New Federal Website Can Provide Assistance in Selecting a Nursing Home
The U.S. federal government has created a new website (www.medicare.gov) that rates 15,800 nursing homes that participate in the public insurance system. The website, which is administered by the Centers for Medicare and Medicaid Services, rates nursing homes on a five-star scale. Approximately 12 percent received the five-star rating (which was the best), while 22 percent received a one-star rating.
The rating system utilizes measures of the percent of residents who have bed sores after being in the facility for three months, the number of residents whose mobility decreased following admission, and whether residents received recommended medical care.

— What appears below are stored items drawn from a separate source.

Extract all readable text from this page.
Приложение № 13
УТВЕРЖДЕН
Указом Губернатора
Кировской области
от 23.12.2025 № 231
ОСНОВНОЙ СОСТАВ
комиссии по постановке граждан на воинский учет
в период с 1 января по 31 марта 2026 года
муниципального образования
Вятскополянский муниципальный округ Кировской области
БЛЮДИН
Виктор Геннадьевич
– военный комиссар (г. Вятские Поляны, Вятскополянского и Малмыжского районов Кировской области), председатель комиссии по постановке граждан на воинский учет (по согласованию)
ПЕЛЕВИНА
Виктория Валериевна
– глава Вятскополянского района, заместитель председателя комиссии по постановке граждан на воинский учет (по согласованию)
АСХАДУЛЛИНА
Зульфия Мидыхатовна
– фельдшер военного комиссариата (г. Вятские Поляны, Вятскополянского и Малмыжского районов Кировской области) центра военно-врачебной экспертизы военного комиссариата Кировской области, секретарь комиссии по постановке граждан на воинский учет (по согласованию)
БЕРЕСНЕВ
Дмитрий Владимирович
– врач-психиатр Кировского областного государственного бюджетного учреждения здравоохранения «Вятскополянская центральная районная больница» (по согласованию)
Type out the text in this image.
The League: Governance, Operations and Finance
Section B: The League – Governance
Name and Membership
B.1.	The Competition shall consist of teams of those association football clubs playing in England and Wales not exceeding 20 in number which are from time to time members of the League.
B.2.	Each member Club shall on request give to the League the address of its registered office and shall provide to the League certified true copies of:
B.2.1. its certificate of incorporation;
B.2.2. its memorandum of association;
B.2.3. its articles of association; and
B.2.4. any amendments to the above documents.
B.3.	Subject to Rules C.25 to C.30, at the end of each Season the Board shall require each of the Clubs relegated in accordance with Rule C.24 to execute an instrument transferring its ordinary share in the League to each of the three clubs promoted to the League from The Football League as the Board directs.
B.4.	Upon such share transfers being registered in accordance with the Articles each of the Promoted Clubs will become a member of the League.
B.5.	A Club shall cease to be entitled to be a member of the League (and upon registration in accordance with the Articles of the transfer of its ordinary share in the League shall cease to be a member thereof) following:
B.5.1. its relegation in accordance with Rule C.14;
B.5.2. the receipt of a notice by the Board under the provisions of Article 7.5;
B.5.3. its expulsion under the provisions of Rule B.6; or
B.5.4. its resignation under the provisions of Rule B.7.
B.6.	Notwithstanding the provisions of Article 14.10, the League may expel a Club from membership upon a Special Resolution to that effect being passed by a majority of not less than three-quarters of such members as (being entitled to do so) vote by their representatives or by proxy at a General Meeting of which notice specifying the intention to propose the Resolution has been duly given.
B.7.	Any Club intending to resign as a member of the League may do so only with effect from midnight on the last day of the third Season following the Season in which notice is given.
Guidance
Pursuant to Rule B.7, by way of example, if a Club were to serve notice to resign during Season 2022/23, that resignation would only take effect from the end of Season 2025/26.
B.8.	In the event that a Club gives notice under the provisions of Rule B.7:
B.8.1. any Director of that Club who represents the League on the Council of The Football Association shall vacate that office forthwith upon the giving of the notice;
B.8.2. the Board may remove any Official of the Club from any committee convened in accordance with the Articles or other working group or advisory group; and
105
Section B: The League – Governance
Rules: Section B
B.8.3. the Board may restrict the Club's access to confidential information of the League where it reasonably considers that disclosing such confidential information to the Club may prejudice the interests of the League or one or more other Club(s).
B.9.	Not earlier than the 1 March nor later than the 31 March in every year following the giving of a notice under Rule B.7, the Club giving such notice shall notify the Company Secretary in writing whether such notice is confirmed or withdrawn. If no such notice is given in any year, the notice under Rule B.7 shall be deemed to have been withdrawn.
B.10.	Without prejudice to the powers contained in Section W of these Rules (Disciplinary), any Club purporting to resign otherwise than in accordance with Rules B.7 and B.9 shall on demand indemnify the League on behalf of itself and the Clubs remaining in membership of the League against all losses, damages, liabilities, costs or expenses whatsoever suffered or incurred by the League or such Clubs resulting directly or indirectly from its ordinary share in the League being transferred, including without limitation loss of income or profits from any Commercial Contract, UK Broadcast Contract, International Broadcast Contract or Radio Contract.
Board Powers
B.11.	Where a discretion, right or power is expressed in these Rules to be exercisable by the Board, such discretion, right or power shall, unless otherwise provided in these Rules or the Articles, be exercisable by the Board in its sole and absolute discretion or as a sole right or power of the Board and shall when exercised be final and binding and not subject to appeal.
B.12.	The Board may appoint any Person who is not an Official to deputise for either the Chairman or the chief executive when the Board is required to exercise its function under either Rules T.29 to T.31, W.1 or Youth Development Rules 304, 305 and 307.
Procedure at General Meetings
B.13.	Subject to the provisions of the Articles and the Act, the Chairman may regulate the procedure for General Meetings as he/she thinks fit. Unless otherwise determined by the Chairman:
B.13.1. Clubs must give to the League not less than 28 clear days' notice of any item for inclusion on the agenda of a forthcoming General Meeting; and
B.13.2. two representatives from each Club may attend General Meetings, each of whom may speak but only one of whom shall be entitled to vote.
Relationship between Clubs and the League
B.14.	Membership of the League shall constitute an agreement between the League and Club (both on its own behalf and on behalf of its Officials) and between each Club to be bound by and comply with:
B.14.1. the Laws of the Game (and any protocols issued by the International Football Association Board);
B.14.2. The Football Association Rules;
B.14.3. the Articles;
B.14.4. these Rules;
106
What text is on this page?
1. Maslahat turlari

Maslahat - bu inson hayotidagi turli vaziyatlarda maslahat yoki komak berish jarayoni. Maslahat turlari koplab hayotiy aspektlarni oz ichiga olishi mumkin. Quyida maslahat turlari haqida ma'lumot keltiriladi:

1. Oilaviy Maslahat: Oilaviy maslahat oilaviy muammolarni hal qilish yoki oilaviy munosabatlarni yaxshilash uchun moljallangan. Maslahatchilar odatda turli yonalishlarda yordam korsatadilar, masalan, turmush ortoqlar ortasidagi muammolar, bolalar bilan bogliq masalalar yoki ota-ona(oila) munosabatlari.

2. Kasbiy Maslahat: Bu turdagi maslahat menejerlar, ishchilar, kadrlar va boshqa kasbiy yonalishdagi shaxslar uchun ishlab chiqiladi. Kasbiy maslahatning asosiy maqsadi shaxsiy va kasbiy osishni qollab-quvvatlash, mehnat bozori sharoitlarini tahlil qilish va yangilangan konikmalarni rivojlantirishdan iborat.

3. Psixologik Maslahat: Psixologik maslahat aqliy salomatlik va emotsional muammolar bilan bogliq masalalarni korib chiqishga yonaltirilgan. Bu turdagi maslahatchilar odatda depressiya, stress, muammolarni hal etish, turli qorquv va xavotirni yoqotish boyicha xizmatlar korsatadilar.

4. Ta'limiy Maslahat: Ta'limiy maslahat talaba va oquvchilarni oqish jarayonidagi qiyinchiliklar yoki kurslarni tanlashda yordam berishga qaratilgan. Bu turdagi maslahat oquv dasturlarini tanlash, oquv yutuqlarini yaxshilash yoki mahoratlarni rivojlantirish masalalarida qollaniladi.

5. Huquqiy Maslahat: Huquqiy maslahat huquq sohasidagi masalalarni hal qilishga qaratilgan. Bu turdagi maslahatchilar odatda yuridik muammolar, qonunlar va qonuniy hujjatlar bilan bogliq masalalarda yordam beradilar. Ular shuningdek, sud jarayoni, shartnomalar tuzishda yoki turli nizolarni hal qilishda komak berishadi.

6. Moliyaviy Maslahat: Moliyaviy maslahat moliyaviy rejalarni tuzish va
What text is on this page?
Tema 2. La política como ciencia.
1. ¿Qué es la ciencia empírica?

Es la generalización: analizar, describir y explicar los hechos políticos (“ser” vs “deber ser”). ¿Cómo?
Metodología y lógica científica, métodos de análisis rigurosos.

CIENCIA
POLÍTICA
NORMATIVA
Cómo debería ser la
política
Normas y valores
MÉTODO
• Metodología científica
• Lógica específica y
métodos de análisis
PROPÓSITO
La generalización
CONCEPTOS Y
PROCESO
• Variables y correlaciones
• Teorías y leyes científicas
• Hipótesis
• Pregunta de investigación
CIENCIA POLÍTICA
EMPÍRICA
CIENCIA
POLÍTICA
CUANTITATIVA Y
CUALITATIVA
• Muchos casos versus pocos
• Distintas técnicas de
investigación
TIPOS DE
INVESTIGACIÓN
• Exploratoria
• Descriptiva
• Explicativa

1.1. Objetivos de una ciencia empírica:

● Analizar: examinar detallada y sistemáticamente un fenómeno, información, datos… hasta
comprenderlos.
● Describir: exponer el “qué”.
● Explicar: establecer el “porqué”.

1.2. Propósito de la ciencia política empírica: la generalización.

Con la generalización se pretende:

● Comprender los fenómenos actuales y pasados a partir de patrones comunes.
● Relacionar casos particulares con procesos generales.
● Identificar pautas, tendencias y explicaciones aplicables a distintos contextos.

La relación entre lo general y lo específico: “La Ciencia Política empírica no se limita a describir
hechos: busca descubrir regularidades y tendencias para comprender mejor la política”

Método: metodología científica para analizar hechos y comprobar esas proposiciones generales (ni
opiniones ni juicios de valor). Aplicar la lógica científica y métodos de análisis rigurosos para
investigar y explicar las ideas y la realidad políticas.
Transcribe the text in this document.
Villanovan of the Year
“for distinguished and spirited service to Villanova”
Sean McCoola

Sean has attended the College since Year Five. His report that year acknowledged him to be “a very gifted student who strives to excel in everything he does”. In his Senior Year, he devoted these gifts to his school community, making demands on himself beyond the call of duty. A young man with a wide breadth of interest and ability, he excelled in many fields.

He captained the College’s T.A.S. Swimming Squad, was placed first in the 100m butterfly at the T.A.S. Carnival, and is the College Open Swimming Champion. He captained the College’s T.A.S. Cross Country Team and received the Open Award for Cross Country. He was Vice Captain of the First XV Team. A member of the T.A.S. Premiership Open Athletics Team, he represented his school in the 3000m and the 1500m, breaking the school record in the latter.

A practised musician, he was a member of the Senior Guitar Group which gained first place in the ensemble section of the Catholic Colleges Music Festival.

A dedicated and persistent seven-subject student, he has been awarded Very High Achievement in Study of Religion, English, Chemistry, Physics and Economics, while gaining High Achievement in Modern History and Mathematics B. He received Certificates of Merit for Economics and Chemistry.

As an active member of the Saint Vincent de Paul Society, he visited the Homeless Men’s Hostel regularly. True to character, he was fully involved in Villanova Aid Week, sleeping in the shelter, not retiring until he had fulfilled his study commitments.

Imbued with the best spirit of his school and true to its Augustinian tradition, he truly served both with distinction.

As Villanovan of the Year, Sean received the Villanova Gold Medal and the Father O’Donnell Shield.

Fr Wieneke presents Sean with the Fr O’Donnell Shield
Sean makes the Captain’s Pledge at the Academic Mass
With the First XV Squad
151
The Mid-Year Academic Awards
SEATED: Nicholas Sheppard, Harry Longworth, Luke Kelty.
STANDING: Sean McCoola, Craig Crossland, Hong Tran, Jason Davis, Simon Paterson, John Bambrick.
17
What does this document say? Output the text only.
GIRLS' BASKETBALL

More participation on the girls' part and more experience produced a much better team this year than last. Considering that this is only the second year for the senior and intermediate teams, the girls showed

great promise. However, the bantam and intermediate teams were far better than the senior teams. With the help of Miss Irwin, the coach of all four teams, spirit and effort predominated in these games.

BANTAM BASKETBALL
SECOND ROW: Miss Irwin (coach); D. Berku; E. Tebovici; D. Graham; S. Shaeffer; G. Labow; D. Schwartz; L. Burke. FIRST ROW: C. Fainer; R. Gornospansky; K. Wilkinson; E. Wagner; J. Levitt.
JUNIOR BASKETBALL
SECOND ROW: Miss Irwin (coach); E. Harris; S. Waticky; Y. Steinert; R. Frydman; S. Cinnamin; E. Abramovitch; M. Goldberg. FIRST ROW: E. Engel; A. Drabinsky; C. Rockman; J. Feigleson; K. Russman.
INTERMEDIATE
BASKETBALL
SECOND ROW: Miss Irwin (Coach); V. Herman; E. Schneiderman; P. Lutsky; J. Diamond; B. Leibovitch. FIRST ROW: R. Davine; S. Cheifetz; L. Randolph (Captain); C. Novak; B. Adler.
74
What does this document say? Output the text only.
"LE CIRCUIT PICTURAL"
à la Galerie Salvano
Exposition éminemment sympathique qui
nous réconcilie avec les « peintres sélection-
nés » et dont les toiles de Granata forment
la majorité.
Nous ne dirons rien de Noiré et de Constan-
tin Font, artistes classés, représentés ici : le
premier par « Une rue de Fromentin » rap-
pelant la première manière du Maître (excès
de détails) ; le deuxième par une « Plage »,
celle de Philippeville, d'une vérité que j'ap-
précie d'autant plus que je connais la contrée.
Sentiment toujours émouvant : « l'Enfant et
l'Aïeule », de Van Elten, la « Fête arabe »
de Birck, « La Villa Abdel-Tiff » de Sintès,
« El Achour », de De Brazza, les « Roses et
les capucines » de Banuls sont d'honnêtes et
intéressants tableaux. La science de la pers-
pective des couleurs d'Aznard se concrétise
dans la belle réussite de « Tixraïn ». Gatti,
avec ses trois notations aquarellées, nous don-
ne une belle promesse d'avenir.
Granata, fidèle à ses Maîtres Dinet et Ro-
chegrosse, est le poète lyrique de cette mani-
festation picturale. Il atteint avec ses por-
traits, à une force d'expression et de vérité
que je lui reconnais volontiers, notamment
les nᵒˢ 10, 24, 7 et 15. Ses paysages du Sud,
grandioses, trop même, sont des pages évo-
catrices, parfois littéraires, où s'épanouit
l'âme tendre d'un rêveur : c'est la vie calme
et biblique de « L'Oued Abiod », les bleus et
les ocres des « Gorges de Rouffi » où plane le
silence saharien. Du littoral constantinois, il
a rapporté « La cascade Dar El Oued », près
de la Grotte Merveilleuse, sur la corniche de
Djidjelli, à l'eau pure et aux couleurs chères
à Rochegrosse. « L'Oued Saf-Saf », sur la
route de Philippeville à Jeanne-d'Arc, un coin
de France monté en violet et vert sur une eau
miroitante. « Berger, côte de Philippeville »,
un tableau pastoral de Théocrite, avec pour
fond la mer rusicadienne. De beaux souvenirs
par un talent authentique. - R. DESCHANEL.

The website also includes staffing levels and describes whether the facility is for-profit or not-for-profit. The website, which will be updated monthly, will include links to information about community-based alternatives to nursing homes.
Some nursing home operators are expression concerns about the rating system. The system “is poorly planned, prematurely implemented and ham-handedly rolled out,” said Larry Minnix, president and chief executive officer of the American Association of Homes and Services for the Aging, an industry trade group. Consumer groups also believe there are potential problems with the data, such as staffing levels. This data, based on self-reported information given prior to state surveys, is widely recognized as unreliable. In addition, the rating system does not incorporate surveys of patient and family satisfaction.
Alice H. Hedt, executive director of the national Citizens’ Coalition for Nursing Home Reform, said that consumers should consider the federal rating system, but not rely on the ratings as the only factor when selecting a nursing home. She warned that nursing homes also may receive a high rating that is not warranted. “Our initial reaction is that consumers should probably avoid any facility with a one- or two-star rating and even a three-star rating unless people they trust convince them that the rating is inaccurate or unfair,” Hedt said.